Na sentença, o juiz Luiz Fernando Gonçalves, responsável pelo caso, condenou as rés, solidariamente, ao pagamento de uma indenização por danos morais no valor de R$ 15 mil.

Além disso, o juiz também concedeu ao trabalhador o direito a uma pensão mensal correspondente a 12,5% do seu último salário (que foi de R$ 1,3 mil) e R$ 24 mil a título de lucros cessantes (Art. 402 do Código Civil); ou seja, uma estimativa do que o trabalhador deixaria de ganhar nos próximos serviços se não tivesse sofrido o acidente.

‘‘Assim, tendo em vista que a segunda reclamada [Vida Veterinária] permitiu a prestação de serviços sem a observância das normas de saúde e segurança no trabalho, conforme já analisado, deverá responder de forma solidária pelas condenações impostas nesta sentença à primeira reclamada [MC Serviços Elétricos]’’, justificou Gonçalves na sentença.

Condição insegura x ato inseguro

Desembargador Nivaldo Stankiewicz
Foto: Arquivo/Secom/TRT-12

A primeira reclamada, inconformada com a decisão de primeiro grau, recorreu ao TRT-SC, defendendo a tese de culpa exclusiva da vítima. A empresa reforçou o argumento de que o serviço não exigia que o empregado subisse pelo lado de fora do telhado do cliente, pois o acesso ao local necessário para a manutenção poderia ser feito por dentro da residência, através de um alçapão.

No entanto, o argumento não foi acolhido pela 4ª Turma do TRT-SC. O relator do recurso, desembargador Nivaldo Stankiewicz, centrou a análise do caso na distinção entre ato inseguro e condição insegura de trabalho.

‘‘Na situação em exame, não se verifica a prática de ato inseguro pelo autor, mas a presença de condição insegura de trabalho. Isso porque, da prova testemunhal produzida se depreende que, embora os trabalhadores da ré já tivessem prestado serviços anteriormente no local do acidente, não foi enviado, pela empregadora, o cinto de segurança para o trabalho em altura’’, ressaltou o relator no acórdão.

Sem avaliação ou orientações

Nivaldo Stankiewicz disse que, apesar da existência de uma escada de marinheiro na lavanderia, para acessar o telhado, uma das testemunhas negou que os trabalhadores tivessem sido instruídos pelo empregador a utilizar essa rota no dia do acidente. Além disso, não foram apresentadas provas de uma avaliação prévia do local de trabalho pelo empregador, nem de orientações específicas que deveriam ter sido repassadas ao eletricista para o correto cumprimento de suas funções.

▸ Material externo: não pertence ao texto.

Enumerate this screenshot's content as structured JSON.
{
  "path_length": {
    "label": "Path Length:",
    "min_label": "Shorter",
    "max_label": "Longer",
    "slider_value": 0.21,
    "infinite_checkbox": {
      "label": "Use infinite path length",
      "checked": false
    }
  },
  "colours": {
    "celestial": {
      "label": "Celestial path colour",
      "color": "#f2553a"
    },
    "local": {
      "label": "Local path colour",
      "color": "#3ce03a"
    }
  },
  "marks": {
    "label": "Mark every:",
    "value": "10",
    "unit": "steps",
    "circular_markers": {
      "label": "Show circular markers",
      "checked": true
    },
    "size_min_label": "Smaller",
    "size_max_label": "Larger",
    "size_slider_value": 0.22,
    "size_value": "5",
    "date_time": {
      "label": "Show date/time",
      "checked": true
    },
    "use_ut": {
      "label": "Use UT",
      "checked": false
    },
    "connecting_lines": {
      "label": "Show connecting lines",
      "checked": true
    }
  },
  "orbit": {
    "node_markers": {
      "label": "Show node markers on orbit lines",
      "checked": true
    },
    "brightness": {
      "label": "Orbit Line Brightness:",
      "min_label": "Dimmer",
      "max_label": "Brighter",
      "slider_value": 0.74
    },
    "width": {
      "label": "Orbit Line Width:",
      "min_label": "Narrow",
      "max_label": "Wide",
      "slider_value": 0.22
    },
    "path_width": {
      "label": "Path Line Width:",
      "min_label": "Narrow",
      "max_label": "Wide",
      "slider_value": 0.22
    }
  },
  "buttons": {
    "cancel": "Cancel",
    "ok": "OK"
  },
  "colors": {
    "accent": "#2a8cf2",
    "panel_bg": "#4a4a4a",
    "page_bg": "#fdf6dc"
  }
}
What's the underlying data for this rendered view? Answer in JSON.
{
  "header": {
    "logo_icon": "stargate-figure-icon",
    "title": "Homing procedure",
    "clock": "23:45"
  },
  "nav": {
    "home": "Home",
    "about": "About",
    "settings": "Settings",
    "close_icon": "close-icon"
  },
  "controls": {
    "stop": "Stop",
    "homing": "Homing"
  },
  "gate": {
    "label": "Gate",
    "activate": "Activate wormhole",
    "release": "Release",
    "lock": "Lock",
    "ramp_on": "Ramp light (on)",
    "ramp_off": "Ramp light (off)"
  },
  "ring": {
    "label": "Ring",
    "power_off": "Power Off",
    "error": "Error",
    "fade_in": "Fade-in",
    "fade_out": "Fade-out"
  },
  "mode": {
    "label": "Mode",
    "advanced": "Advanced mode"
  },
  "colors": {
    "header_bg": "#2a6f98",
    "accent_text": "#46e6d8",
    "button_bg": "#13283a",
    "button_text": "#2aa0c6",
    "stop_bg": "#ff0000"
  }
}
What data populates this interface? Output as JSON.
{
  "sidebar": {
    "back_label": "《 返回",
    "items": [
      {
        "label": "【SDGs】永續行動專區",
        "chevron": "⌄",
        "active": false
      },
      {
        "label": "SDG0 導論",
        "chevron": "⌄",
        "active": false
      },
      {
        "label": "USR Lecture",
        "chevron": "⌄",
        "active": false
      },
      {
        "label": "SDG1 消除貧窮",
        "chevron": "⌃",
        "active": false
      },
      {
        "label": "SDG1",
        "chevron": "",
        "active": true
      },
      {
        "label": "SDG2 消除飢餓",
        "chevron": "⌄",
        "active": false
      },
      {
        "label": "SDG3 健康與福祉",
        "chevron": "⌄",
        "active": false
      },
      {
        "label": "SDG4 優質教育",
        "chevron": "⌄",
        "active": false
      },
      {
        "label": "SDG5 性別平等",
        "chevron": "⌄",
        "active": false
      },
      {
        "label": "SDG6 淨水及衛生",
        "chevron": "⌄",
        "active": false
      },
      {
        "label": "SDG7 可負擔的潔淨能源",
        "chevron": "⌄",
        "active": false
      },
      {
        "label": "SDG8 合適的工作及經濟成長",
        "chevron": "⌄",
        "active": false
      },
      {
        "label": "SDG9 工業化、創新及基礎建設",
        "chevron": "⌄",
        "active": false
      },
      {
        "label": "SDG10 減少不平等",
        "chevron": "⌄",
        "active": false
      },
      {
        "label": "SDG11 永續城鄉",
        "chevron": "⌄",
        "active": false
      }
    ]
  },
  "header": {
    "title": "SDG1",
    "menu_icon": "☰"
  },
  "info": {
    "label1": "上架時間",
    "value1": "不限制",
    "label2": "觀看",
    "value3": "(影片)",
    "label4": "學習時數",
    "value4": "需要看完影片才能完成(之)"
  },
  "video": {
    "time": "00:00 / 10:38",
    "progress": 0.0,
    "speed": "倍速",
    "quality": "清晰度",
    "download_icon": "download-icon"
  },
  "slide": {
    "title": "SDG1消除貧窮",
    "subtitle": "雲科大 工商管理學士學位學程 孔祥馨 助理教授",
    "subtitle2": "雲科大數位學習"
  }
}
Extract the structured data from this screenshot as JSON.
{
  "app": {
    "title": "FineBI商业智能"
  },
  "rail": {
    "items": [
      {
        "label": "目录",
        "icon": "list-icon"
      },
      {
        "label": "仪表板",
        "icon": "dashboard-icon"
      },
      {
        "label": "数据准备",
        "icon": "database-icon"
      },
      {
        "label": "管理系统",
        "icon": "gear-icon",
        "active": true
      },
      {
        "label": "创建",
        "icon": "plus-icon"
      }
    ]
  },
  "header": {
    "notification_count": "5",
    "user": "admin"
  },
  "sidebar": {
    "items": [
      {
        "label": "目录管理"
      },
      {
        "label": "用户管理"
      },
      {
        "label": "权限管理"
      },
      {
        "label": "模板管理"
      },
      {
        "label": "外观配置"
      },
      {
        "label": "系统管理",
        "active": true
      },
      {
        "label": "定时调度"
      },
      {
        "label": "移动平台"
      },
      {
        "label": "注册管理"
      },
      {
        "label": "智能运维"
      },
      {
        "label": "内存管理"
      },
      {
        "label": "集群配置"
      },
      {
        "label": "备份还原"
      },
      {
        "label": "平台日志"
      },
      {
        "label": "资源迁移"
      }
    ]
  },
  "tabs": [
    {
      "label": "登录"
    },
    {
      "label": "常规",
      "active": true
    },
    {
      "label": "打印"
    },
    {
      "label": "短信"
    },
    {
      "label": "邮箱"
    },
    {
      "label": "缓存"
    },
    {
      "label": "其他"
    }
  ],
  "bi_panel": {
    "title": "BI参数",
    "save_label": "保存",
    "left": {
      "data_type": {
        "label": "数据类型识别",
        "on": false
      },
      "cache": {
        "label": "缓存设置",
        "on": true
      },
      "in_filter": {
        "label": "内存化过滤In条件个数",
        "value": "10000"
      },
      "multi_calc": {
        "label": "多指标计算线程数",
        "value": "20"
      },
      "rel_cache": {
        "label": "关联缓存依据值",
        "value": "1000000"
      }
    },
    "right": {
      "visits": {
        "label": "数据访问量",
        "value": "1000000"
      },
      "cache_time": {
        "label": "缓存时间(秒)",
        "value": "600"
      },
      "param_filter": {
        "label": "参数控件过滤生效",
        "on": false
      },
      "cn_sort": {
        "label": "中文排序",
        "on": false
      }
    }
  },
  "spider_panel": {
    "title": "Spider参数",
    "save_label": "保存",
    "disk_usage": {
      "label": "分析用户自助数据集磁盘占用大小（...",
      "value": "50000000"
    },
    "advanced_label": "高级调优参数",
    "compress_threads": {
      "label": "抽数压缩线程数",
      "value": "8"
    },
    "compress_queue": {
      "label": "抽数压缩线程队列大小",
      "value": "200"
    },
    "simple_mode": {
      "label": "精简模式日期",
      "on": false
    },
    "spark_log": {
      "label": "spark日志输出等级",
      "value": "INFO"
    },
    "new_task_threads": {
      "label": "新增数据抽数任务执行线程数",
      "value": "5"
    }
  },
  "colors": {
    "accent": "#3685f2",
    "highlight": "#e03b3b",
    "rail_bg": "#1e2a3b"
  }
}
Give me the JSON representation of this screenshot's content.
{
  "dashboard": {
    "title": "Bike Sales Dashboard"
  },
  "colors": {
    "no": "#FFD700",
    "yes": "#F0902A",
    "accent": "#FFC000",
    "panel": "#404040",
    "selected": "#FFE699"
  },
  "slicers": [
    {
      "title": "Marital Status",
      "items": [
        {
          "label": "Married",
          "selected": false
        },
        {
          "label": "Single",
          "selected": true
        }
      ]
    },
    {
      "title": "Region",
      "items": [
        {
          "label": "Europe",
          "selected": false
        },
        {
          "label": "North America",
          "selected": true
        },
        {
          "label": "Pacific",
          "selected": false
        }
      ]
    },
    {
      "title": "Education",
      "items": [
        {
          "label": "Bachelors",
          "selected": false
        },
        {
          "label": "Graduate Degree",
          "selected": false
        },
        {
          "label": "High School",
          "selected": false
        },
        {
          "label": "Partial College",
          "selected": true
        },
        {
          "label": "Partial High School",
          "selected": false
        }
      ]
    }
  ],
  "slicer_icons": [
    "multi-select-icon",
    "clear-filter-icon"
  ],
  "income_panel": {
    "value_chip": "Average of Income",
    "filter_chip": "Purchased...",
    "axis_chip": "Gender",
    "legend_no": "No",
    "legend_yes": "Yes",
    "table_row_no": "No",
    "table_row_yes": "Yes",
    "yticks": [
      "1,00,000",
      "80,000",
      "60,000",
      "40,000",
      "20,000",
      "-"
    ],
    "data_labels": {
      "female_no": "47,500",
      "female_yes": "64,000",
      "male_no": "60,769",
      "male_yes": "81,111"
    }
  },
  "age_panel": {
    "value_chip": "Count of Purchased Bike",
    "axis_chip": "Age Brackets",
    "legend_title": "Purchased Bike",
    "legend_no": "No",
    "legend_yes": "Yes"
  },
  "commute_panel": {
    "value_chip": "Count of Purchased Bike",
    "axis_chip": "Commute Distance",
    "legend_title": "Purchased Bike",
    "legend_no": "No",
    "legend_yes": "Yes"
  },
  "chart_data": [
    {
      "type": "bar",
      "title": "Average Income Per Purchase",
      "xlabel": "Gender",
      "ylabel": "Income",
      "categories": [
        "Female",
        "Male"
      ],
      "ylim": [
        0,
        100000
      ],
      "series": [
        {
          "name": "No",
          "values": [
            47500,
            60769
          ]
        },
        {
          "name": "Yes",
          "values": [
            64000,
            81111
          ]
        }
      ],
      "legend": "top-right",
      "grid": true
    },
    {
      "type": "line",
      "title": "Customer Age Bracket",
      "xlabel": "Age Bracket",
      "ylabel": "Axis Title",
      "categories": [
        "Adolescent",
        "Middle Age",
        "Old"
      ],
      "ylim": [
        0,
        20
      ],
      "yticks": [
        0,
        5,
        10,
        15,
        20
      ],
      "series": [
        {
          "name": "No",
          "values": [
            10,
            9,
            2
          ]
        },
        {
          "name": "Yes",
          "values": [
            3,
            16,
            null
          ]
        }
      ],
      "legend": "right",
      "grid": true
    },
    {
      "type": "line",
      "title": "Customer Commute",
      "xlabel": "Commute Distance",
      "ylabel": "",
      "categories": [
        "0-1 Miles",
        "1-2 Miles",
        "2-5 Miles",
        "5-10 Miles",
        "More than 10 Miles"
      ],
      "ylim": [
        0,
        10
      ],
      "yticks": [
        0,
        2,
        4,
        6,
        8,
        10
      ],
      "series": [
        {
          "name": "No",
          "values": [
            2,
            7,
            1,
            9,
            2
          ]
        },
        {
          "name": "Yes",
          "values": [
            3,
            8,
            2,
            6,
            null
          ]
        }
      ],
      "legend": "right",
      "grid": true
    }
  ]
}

O acórdão ressaltou que, a menos que o acidente seja claramente resultado de uma ação imprudente e individual do empregado, a responsabilidade recai sobre o empregador. Isso porque, em ambientes de trabalho onde os riscos são elevados, é dever do empregador implementar e monitorar rigorosamente as medidas de segurança necessárias para proteger seus funcionários.

A decisão ainda está em prazo de recurso. Redação Painel de Riscos com informações de Carlos Nogueira, da Secretaria de Comunicação Social (Secom)/TRT-12.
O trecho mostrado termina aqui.